The Adelanto residents participating with El Sol went through a process like mapping out the branches of a tree themselves. This step helps stakeholders see what action is needed to make the necessary changes happen in their community. The people said they wanted to start with safety for their children. The promotoras learned that many of Adelanto’s boys and girls did not have sidewalks to and from school. Also, they found out the youngsters had to take a shortcut when it rained, but the shortcut was not safe. So, the parents advocated for change, and they mobilized to begin getting sidewalks built. Now, they are tackling the water issue.

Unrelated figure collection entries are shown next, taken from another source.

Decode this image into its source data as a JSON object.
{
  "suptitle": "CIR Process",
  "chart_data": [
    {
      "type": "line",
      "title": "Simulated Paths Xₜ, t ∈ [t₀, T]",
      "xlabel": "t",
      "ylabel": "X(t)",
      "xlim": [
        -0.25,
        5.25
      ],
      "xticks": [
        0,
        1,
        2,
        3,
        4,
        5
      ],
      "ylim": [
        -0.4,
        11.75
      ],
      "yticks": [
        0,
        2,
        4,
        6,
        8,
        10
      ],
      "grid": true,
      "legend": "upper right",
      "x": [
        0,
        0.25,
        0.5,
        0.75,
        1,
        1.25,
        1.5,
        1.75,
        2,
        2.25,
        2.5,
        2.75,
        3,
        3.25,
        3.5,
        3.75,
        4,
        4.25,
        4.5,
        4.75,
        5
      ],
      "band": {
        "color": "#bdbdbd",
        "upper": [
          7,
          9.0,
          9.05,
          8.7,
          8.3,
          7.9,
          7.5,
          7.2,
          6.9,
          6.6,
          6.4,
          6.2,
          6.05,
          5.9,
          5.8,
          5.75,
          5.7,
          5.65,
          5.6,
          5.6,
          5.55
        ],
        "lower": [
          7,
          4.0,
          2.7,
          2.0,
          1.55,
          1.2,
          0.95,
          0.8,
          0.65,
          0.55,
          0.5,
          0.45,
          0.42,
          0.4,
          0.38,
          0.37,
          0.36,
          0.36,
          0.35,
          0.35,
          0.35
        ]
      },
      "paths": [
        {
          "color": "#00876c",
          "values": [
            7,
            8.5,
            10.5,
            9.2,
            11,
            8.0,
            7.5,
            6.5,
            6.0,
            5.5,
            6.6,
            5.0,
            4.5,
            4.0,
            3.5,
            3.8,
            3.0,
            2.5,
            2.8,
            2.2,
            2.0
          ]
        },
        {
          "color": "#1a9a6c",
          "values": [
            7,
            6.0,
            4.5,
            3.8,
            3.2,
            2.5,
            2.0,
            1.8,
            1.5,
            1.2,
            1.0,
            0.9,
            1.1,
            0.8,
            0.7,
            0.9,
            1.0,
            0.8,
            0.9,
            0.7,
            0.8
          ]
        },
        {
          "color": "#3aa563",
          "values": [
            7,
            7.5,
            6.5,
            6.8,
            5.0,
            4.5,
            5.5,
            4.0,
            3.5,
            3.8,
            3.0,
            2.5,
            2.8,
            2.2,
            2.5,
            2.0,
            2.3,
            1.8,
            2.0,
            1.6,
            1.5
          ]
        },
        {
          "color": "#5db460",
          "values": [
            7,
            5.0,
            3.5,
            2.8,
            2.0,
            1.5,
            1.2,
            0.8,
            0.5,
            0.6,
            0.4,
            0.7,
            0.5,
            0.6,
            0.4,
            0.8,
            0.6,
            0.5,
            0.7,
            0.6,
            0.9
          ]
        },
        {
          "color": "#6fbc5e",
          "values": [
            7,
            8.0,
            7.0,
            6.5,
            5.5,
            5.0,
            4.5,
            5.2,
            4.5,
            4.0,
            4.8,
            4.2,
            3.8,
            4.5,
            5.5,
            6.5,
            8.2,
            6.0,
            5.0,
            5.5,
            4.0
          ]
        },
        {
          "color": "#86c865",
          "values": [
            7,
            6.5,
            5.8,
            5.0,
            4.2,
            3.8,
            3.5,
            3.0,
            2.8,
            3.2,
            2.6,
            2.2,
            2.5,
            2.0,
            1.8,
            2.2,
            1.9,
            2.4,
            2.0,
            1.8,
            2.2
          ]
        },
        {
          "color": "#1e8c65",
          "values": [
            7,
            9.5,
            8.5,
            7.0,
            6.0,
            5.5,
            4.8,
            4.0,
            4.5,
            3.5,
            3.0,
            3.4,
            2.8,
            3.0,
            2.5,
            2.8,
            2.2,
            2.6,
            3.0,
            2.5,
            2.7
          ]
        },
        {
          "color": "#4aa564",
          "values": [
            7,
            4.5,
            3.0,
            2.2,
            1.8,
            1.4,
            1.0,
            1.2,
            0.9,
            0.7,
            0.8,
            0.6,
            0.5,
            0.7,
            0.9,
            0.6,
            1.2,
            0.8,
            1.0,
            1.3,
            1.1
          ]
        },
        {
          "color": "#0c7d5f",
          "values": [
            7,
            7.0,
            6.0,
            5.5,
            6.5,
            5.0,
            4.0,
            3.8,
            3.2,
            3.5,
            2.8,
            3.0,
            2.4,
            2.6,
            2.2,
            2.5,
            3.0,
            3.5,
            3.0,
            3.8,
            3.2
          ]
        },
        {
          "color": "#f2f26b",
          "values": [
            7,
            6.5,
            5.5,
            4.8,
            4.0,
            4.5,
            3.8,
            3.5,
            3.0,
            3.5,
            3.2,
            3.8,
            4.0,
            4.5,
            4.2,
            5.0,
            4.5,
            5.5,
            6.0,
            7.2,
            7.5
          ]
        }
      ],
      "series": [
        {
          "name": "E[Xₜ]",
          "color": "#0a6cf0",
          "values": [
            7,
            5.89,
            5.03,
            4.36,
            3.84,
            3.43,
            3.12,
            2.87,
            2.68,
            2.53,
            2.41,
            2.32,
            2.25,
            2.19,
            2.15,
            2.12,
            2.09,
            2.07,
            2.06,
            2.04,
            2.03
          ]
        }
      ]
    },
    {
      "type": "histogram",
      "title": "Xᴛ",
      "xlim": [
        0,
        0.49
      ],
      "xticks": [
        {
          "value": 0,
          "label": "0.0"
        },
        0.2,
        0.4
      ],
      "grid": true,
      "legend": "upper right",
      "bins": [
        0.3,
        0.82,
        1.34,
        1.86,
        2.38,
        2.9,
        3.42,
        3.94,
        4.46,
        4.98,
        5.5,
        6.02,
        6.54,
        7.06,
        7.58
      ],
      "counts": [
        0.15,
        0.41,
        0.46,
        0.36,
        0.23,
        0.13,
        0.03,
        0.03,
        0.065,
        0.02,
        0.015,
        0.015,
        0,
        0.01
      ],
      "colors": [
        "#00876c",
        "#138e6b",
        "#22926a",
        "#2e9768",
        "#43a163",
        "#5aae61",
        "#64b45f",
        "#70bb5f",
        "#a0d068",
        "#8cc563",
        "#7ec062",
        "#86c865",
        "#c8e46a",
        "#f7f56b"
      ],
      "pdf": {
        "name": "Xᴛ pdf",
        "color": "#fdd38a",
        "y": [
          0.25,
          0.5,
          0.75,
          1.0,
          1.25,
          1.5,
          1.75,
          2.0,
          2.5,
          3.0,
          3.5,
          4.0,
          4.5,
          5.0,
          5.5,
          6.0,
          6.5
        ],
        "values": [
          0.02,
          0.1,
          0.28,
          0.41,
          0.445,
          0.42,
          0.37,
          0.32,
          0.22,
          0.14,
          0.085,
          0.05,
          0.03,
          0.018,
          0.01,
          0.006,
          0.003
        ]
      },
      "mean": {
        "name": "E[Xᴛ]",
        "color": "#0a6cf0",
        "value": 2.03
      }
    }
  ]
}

Fajardo recalls when El Sol first visited Adelanto. “When we arrived, the promotoras were thinking about doing things like a class on mental health. Then we heard the people asking how we can talk about mental health or have peace of mind when we are worried about our little ones’? We are not going to be healthy until the needs of all the residents are heard by city leaders. To them, sidewalks may be something they take for granted where they live, but to our families and us, these can make a big difference in our area. So that is where the promotoras started working, and things are happening now because the people are the ones who dictate what they want to do. Our role is to help teach them how, so they learn and become their leaders.” Says Fajardo.
EL SOL has been recognized for its COVID-19 community outreach and education by the U.S. Centers for Disease Control and Prevention (CDC) and Dr. Anthony Fauci, Director of the National Institute of Allergy and Infectious Diseases and Chief Medical Advisor to the President. El Sol is also very active in health education on chronic conditions like asthma or diabetes. Also, developing and providing data to shed light on the underlying causes of these diseases in the Latino community to attack the root causes, not just their effects. Fajardo says what keeps him motivated and working with El Sol is the reward of witnessing the transformation of ordinary, working men and women who go through the transformational training find their voice as leaders. “I recall vividly one man who works as a landscaper to care for his family between 8 AM and 5 PM, but after that, he is meeting with the Mayor and other leaders who seek out his counsel and leadership in their community. Seeing that promoter seated at the table where decisions are made inspires and keeps me going. Hopefully, having El Sol Neighborhood Center recognized and receiving this award will encourage founders to look at our model and want to support our work.”